Monday, June 21, 2004

Education Reform in Iraq Goes Awry

An Educator Learns the Hard Way (washingtonpost.com):

"The universities needed $1.2 billion to become viable centers of learning and reap immediate goodwill for the American rebuilding effort. But of the $18.6 billion U.S. reconstruction package approved by Congress last year, the higher education system received $8 million, a tiny fraction of his proposal. When Agresto asked the U.S. Agency for International Development for 130,000 desks, he got 8,000."

The article later states, "after receiving reports from each of the country's 22 universities, whose collective enrollment is more than 375,000, CPA number crunchers estimated that Iraq would need $1.2 billion to "take its rightful place in the world's intellectual, cultural, economic, and political communities."

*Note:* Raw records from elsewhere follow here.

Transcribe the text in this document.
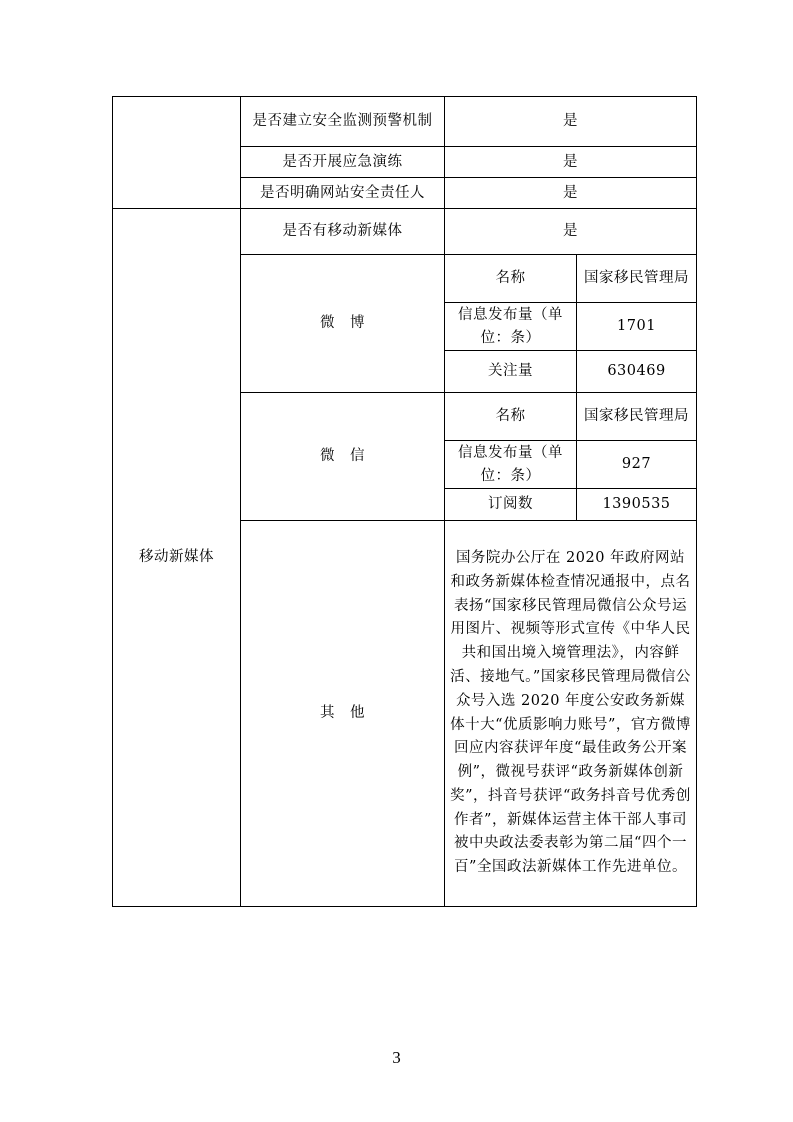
	是否建立安全监测预警机制	是	
	是否开展应急演练	是	
	是否明确网站安全责任人	是	
移动新媒体	是否有移动新媒体	是	
	微　博	名称	国家移民管理局
		信息发布量（单位：条）	1701
		关注量	630469
	微　信	名称	国家移民管理局
		信息发布量（单位：条）	927
		订阅数	1390535
	其　他	国务院办公厅在 2020 年政府网站和政务新媒体检查情况通报中，点名表扬“国家移民管理局微信公众号运用图片、视频等形式宣传《中华人民共和国出境入境管理法》，内容鲜活、接地气。”国家移民管理局微信公众号入选 2020 年度公安政务新媒体十大“优质影响力账号”，官方微博回应内容获评年度“最佳政务公开案例”，微视号获评“政务新媒体创新奖”，抖音号获评“政务抖音号优秀创作者”，新媒体运营主体干部人事司被中央政法委表彰为第二届“四个一百”全国政法新媒体工作先进单位。	
3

"Agresto (the CPA higher education czar) and his staff of 10 sent funding requests to the CPA officials who were compiling the administration's aid package. But word came back that the administration would focus its request on rebuilding Iraq's security services and electrical infrastructure. The White House planned to ask Congress for only $35 million for higher education. The rest would have to come from foreign donors.

"Agresto put together what he hoped was a persuasive plea for international aid. It included plans for "a nationwide electronic library network" and a "Western-style graduate business school." "We now have the opportunity to make a new start, and to supply Iraq with, for example, some of the best classrooms, laboratories and libraries possible," the CPA wrote in its pitch to donors.

"At the conference in October, donor nations pledged in excess of $400 million for Iraqi universities. But none of that money has arrived in Baghdad."